Over the years, VBI instructors have found a variety of ways to express the most important lesson a debater can learn about the 1AR. Neil Conrad says “DON’T BE A VICTIM.” Ben Holguin and David McNeil say “The 1AR is NOT THAT BAD!” The takeaway is simple – most debaters underperform in the 1AR because their mindset is all wrong. The following advice is designed to help you make the 1AR the knock-out blow in your Aff rounds rather than simply jumping in at top speed and holding on for dear life until it’s over.

1. Identify the crux of the debate right away.

You don’t want the judge to have to “resolve” many layers before they get to a reason to vote for you. Instead of making your strategy about many disparate layers, make it about layered argumentation around one key issue that is the core tension in the round.

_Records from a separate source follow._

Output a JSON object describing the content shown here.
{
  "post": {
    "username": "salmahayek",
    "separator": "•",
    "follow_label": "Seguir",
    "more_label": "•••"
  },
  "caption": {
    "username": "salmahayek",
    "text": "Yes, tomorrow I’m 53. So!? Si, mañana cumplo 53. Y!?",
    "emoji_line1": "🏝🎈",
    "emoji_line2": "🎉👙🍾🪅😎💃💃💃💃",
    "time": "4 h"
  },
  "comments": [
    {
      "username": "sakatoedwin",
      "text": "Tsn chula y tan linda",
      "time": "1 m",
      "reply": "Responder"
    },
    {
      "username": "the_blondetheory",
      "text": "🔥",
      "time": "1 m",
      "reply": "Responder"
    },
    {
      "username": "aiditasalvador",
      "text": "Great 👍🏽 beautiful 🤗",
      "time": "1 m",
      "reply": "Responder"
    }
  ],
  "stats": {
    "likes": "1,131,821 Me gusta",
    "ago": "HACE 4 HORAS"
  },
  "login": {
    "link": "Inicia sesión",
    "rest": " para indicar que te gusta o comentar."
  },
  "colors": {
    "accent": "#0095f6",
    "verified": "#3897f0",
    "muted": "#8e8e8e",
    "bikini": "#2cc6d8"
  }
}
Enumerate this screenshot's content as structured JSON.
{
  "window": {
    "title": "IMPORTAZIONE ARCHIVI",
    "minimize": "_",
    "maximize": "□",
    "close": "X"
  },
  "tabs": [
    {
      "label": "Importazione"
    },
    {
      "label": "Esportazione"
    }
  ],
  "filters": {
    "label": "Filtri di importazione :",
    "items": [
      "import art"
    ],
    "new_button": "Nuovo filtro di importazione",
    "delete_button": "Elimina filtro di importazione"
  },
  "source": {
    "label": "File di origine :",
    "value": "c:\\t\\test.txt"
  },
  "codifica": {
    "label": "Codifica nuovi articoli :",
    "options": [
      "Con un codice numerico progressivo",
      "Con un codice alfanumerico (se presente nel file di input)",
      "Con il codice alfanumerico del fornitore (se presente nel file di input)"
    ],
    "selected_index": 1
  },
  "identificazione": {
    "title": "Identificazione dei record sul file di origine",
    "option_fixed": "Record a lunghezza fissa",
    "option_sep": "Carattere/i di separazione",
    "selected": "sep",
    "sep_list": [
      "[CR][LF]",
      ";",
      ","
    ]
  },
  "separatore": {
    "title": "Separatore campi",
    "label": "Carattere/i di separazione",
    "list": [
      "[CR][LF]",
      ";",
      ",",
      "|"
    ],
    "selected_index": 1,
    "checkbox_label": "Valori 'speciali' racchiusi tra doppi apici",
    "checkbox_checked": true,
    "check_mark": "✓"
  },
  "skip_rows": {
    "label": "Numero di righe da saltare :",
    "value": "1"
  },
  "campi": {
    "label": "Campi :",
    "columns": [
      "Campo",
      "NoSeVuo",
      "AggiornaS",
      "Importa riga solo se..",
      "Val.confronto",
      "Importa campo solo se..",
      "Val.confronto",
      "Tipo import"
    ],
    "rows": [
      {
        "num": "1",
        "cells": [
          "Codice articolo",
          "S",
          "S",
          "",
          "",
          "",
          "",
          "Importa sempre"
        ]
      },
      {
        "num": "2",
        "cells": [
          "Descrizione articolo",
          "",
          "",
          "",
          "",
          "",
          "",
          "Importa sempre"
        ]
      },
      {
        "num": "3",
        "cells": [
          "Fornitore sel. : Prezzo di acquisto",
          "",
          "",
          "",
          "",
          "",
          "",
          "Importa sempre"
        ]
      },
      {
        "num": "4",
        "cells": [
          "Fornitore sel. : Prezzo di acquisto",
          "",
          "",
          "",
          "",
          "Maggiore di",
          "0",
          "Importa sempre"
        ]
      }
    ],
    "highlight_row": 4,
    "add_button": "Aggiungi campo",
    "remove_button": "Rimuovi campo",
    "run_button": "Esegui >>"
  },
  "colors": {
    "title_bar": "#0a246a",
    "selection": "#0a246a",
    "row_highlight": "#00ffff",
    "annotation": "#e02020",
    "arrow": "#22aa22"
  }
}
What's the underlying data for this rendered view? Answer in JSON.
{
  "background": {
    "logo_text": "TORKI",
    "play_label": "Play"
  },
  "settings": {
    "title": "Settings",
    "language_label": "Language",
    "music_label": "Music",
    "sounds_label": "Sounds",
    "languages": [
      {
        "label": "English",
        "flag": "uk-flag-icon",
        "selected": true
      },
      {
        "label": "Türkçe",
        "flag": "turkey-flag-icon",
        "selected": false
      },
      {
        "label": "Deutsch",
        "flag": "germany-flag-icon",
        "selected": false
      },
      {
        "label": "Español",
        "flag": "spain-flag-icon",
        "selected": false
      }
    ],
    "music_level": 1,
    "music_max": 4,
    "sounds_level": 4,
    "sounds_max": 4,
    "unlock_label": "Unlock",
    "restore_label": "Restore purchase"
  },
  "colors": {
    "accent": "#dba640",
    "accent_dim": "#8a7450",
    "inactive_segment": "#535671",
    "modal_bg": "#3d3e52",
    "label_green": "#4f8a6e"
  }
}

On the current topic, perhaps the core tension is whether we should adopt a criminal justice paradigm or a military paradigm as the basis of U.S. counterterrorism strategy. Perhaps it is whether the community is a legitimate boundary for our moral obligations. The point is to frame the round in terms of resolving one question rather than many.

This combats the tendency of many negative debaters to throw everything against the wall to see what sticks. A lot that goes under the name “layering” is really about generating arbitrary prioritization that can be swept away by an effective framing of affirmative and negative burdens. This is particularly true of blippy “burdens” arguments against the framework that are falsely framed as ‘preconditions’ for making a policy choice. “You have to show that the state is a moral agent before you can say that it ‘ought’ to do anything.” No you don’t. I should feel quite comfortable determining that the state should or shouldn’t extend equal due process rights to non-citizens while being entirely uncertain where it falls on some phantom spectrum of agency, along with a lot of other presuppositions that are thoroughly beside the point.

2. Generate Offense

I sometimes think that debaters are put in the wrong frame of mind simply by using the word “cover.” To say that you have to cover in the 1AR suggests that your mission is simply to “get to” everything and somehow put ink on the flow. This is poor thinking both in terms of strategy and your attitude. You don’t need to just find time for the negative case. You can’t wait to get to the negative case because you can thoroughly destroy it and give the judge yet another reason to vote for you.

To have that mindset, you have to generate offense. Don’t just “get to” the NC to tick off the box, think of it as a layer you are determined to make a clear winner for you. This is particularly important against Negs that are overly defensive against the AC, because their strategy really hinges on your inability to cover and the judge defaulting to the NC. So, prepare a good, layered turn strategy to core negative positions. It is essential for making your 1AR the nail in the coffin for the Neg.

3. Make every extension meaningful through argument interaction and multifunctionality.

Multifunctionality in the AC is your best friend in the 1AR. With proper planning, you can make just about every argument you want to extend meaningfully interact with negative positions and other layers of argumentation. This dramatically improves your efficiency because every argument is doing so much more work for you. It also changes the tenor of your rebuttal because you aren’t scrambling to cover – you’re dealing out layers of positional preclusion or drop dead link and impact comparison every 10 or 15 seconds.

For this reason I think that almost all 1ARs should start by extending the AC. Not only do you avoid the common error of running out of time to extend offense, but you also take control of the lexical ordering of issues in the round. This takes planning and you may have to vary your strategy based on the circumstances, but I think this should generally be your first instinct in the 1AR.

Take no prisoners! Damn the torpedoes! Send the 2NR reeling!